Quando a população se entende como nação, a iniciativa particular favorece o coletivo, os interesses próprios unem-se aos interesses nacionais e não os contrapõem. A essência dessa ação não é transformar a nação em uma superpotência econômica, ou ter um PIB mais desenvolvido, poderia sim, ser consequência; mas, o intuito principal no fortalecimento dessa estrutura é antes, conservar a vida da população, preservando seu caráter familiar, enquanto os agentes de segurança executam seus esforços contra outras ameaças que possam desorientar a segurança e a estabilidade do país.
Uma contrarrevolução político-ideológica e cultural, pode ser uma alternativa para resgatar o bom senso perdido ao longo de tantas investidas. O primeiro passo a ser dado é que cada um execute sua função com primazia, rasgando qualquer véu de distorção do real para focar unicamente em executar aquilo que está posto, sem invenções, ressignificações ou desconstruções, esse, sem dúvidas, será um grande feito. É importante também, assumir o peso da história cultural, seus símbolos, seus monumentos e procurar inclinar-se a resguardá-los, elucidar e propalar sua importância.

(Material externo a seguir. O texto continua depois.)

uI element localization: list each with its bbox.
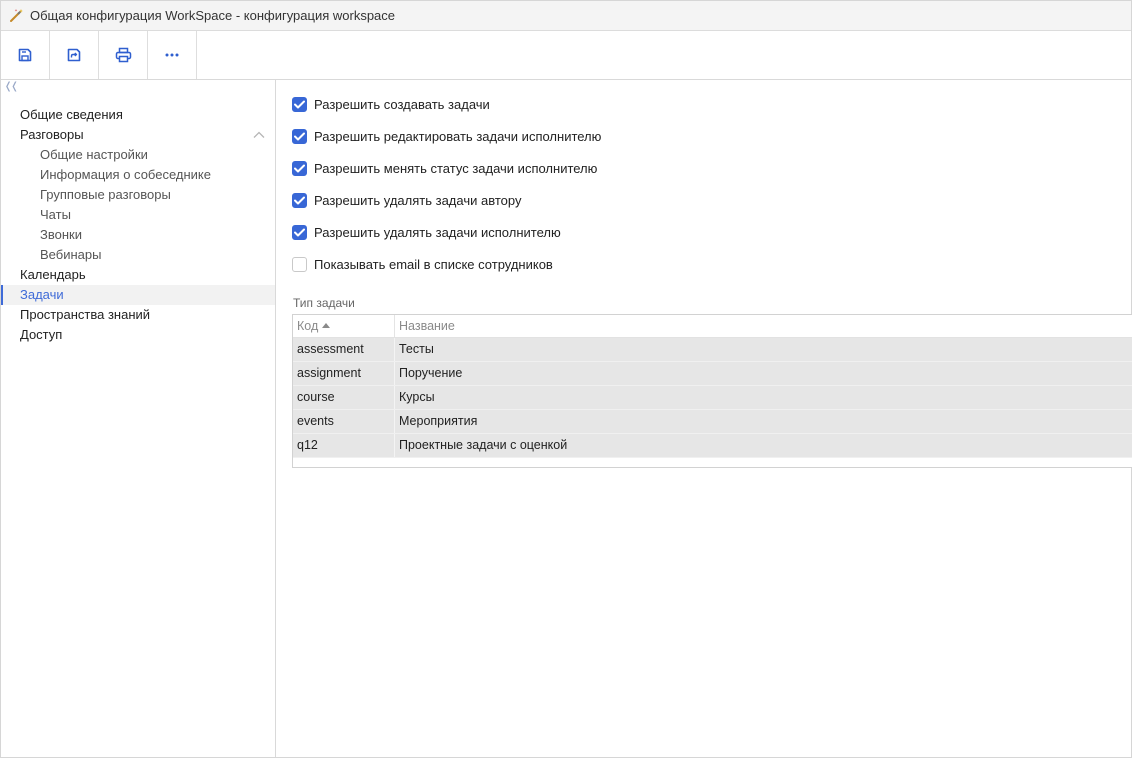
checkbox-label: Разрешить удалять задачи автору: [314, 192, 522, 208]
cell-name: Тесты: [399, 342, 434, 356]
checkbox-checked-icon[interactable]: [292, 224, 307, 240]
sidebar-item-label: Доступ: [20, 327, 63, 342]
checkbox-label: Разрешить менять статус задачи исполните…: [314, 160, 598, 176]
print-icon: [115, 47, 132, 63]
toolbar: [1, 31, 1131, 80]
checkbox-label: Разрешить удалять задачи исполнителю: [314, 224, 561, 240]
task-type-label: Тип задачи: [293, 296, 355, 310]
double-chevron-left-icon[interactable]: ❬❬: [4, 82, 19, 92]
sidebar-item-interlocutor-info[interactable]: Информация о собеседнике: [1, 165, 275, 185]
print-button[interactable]: [99, 31, 148, 79]
table-header: Код Название: [293, 315, 1132, 338]
sidebar-item-label: Чаты: [40, 207, 71, 222]
allow-delete-tasks-assignee-checkbox[interactable]: Разрешить удалять задачи исполнителю: [292, 223, 561, 241]
cell-code: assessment: [293, 338, 395, 361]
more-button[interactable]: [148, 31, 197, 79]
sidebar-item-webinars[interactable]: Вебинары: [1, 245, 275, 265]
table-row[interactable]: course Курсы: [293, 386, 1132, 410]
chevron-up-icon[interactable]: [253, 125, 265, 145]
allow-create-tasks-checkbox[interactable]: Разрешить создавать задачи: [292, 95, 490, 113]
config-window: Общая конфигурация WorkSpace - конфигура…: [0, 0, 1132, 758]
sidebar-item-group-conversations[interactable]: Групповые разговоры: [1, 185, 275, 205]
task-type-table: Код Название assessment Тесты assignment…: [292, 314, 1132, 468]
allow-edit-tasks-assignee-checkbox[interactable]: Разрешить редактировать задачи исполните…: [292, 127, 601, 145]
checkbox-label: Разрешить редактировать задачи исполните…: [314, 128, 602, 144]
sidebar-item-label: Общие сведения: [20, 107, 123, 122]
cell-code: assignment: [293, 362, 395, 385]
cell-name: Поручение: [399, 366, 463, 380]
checkbox-label: Показывать email в списке сотрудников: [314, 256, 553, 272]
settings-panel: Разрешить создавать задачи Разрешить ред…: [276, 80, 1132, 757]
column-header-name[interactable]: Название: [395, 315, 1132, 337]
column-header-code[interactable]: Код: [293, 315, 395, 337]
window-title: Общая конфигурация WorkSpace - конфигура…: [30, 8, 396, 23]
sidebar-item-tasks[interactable]: Задачи: [1, 285, 275, 305]
cell-name: Курсы: [399, 390, 435, 404]
table-row[interactable]: assignment Поручение: [293, 362, 1132, 386]
sidebar-item-general[interactable]: Общие сведения: [1, 105, 275, 125]
cell-code: events: [293, 410, 395, 433]
cell-code: q12: [293, 434, 395, 457]
sidebar-item-general-settings[interactable]: Общие настройки: [1, 145, 275, 165]
sidebar-item-label: Разговоры: [20, 127, 84, 142]
save-and-close-button[interactable]: [50, 31, 99, 79]
save-button[interactable]: [1, 31, 50, 79]
sidebar-item-label: Вебинары: [40, 247, 102, 262]
sidebar-item-label: Календарь: [20, 267, 86, 282]
checkbox-label: Разрешить создавать задачи: [314, 96, 490, 112]
sidebar-item-chats[interactable]: Чаты: [1, 205, 275, 225]
show-email-employees-checkbox[interactable]: Показывать email в списке сотрудников: [292, 255, 553, 273]
cell-name: Мероприятия: [399, 414, 478, 428]
save-and-close-icon: [66, 47, 82, 63]
more-icon: [164, 47, 180, 63]
sidebar-item-calls[interactable]: Звонки: [1, 225, 275, 245]
checkbox-checked-icon[interactable]: [292, 96, 307, 112]
table-row[interactable]: q12 Проектные задачи с оценкой: [293, 434, 1132, 458]
allow-change-status-assignee-checkbox[interactable]: Разрешить менять статус задачи исполните…: [292, 159, 597, 177]
sidebar-nav: Общие сведения Разговоры Общие настройки…: [1, 105, 275, 345]
sidebar-item-knowledge-spaces[interactable]: Пространства знаний: [1, 305, 275, 325]
sidebar-item-label: Групповые разговоры: [40, 187, 171, 202]
checkbox-checked-icon[interactable]: [292, 128, 307, 144]
checkbox-checked-icon[interactable]: [292, 192, 307, 208]
sidebar-item-label: Пространства знаний: [20, 307, 151, 322]
checkbox-checked-icon[interactable]: [292, 160, 307, 176]
sidebar-item-conversations[interactable]: Разговоры: [1, 125, 275, 145]
sidebar-item-label: Информация о собеседнике: [40, 167, 211, 182]
sidebar-item-label: Задачи: [20, 287, 64, 302]
title-bar: Общая конфигурация WorkSpace - конфигура…: [1, 1, 1131, 31]
cell-name: Проектные задачи с оценкой: [399, 438, 568, 452]
magic-wand-icon: [8, 8, 24, 24]
sidebar-item-access[interactable]: Доступ: [1, 325, 275, 345]
save-icon: [17, 47, 33, 63]
sort-ascending-icon: [322, 323, 331, 328]
checkbox-unchecked[interactable]: [292, 256, 307, 272]
sidebar-item-calendar[interactable]: Календарь: [1, 265, 275, 285]
allow-delete-tasks-author-checkbox[interactable]: Разрешить удалять задачи автору: [292, 191, 521, 209]
sidebar-item-label: Звонки: [40, 227, 82, 242]
cell-code: course: [293, 386, 395, 409]
table-row[interactable]: events Мероприятия: [293, 410, 1132, 434]
sidebar: ❬❬ Общие сведения Разговоры Общие настро…: [1, 80, 276, 757]
sidebar-item-label: Общие настройки: [40, 147, 148, 162]
table-row[interactable]: assessment Тесты: [293, 338, 1132, 362]
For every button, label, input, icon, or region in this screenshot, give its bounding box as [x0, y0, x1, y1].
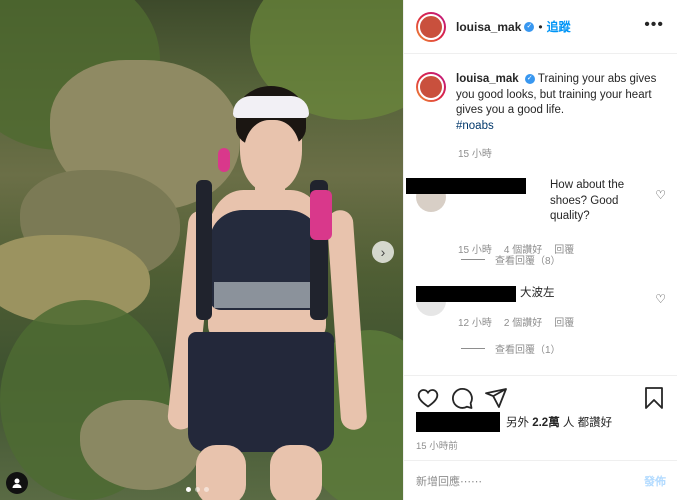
comment-item: How about the shoes? Good quality? ♡ 15 … [406, 178, 672, 267]
verified-badge-icon: ✓ [524, 21, 535, 32]
comment-icon[interactable] [450, 386, 474, 410]
tagged-user-icon[interactable] [6, 472, 28, 494]
send-icon[interactable] [484, 386, 508, 410]
comment-input[interactable]: 新增回應⋯⋯ [416, 473, 644, 489]
reply-button[interactable]: 回覆 [554, 314, 574, 329]
author-username[interactable]: louisa_mak [456, 20, 521, 34]
replies-divider [461, 348, 485, 349]
post-comment-button[interactable]: 發佈 [644, 473, 666, 489]
post-photo[interactable]: › [0, 0, 403, 500]
replies-divider [461, 259, 485, 260]
redacted-username [416, 412, 500, 432]
post-side-panel: louisa_mak ✓ • 追蹤 ••• louisa_mak ✓ Train… [403, 0, 677, 500]
post-timestamp[interactable]: 15 小時前 [416, 438, 458, 452]
comment-like-count[interactable]: 2 個讚好 [504, 314, 542, 329]
bookmark-icon[interactable] [642, 386, 666, 410]
running-shorts [188, 332, 334, 452]
sports-bra-band [214, 282, 314, 308]
comment-text: 大波左 [520, 287, 555, 299]
view-replies-button[interactable]: 查看回覆（1） [461, 341, 561, 356]
post-header: louisa_mak ✓ • 追蹤 ••• [404, 0, 677, 54]
next-photo-button[interactable]: › [372, 241, 394, 263]
instagram-post-modal: › louisa_mak ✓ • 追蹤 ••• louisa_mak ✓ Tra… [0, 0, 677, 500]
heart-icon[interactable] [416, 386, 440, 410]
caption-time: 15 小時 [458, 149, 492, 160]
action-bar [404, 375, 677, 415]
caption-username[interactable]: louisa_mak [456, 73, 519, 85]
follow-button[interactable]: 追蹤 [547, 18, 571, 35]
post-caption: louisa_mak ✓ Training your abs gives you… [416, 72, 672, 160]
woman-hiker [160, 40, 368, 500]
comment-text: How about the shoes? Good quality? [550, 179, 625, 222]
redacted-username [416, 286, 516, 302]
caption-author-avatar[interactable] [416, 72, 446, 102]
ellipsis-icon[interactable]: ••• [644, 16, 664, 34]
comment-like-heart-icon[interactable]: ♡ [655, 292, 666, 306]
white-visor [233, 96, 309, 118]
carousel-indicator [186, 487, 209, 492]
separator-dot: • [538, 19, 543, 34]
comment-time: 12 小時 [458, 318, 492, 329]
verified-badge-icon: ✓ [524, 73, 535, 84]
view-replies-button[interactable]: 查看回覆（8） [461, 252, 561, 267]
view-replies-label[interactable]: 查看回覆（8） [495, 252, 561, 267]
comment-like-heart-icon[interactable]: ♡ [655, 188, 666, 202]
likes-suffix: 人 都讚好 [562, 417, 613, 429]
caption-hashtag[interactable]: #noabs [456, 120, 494, 132]
comment-item: 大波左 ♡ 12 小時 2 個讚好 回覆 查看回覆（1） [416, 286, 672, 356]
likes-count[interactable]: 2.2萬 [532, 414, 560, 430]
redacted-username [406, 178, 526, 194]
likes-prefix: 另外 [506, 417, 529, 429]
author-avatar[interactable] [416, 11, 446, 42]
view-replies-label[interactable]: 查看回覆（1） [495, 341, 561, 356]
add-comment-bar: 新增回應⋯⋯ 發佈 [404, 460, 677, 500]
like-summary[interactable]: 另外 2.2萬 人 都讚好 [416, 412, 612, 432]
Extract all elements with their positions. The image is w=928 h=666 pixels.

Os indivíduos não são partes distintas da nação, tudo que foi conquistado, descoberto e fundado reflete em cada um; todas essas conquistas não podem ser suplantadas ao bel prazer de espíritos viciosos.
Referências:
C. BARRETO, A. P. T. et. al. Conferências dos Professores da Escola Superior de Guerra – Objetivos Nacionais Permanentes; Estratégias Nacionais – XIII Ciclo de Estudos Sobre Segurança Nacional. Associação dos Diplomados da Escola Superior de Guerra. 1971, São Paulo.
TOCQUEVILLE, A. Antigo Regime e Revolução – Editora Universidade de Brasília. 5ª Edição. 1997, Brasília.
JEAUNEAU, E. História Breve da Filosofia Medieval – Editorial Verbo, Lda., 1ª Edição. 1968, Lisboa.
DANIELS, A. (DALRYMPLE, T.) Nossa Cultura... ou o que restou dela – 26 ensaios sobre a degradação dos valores. É Realizações, 1ª Edição. 2015, São Paulo.
OLIVEIRA, P. C. de – Revolução e Contra-Revolução – Artpress, 4ª Edição. 1998, São Paulo.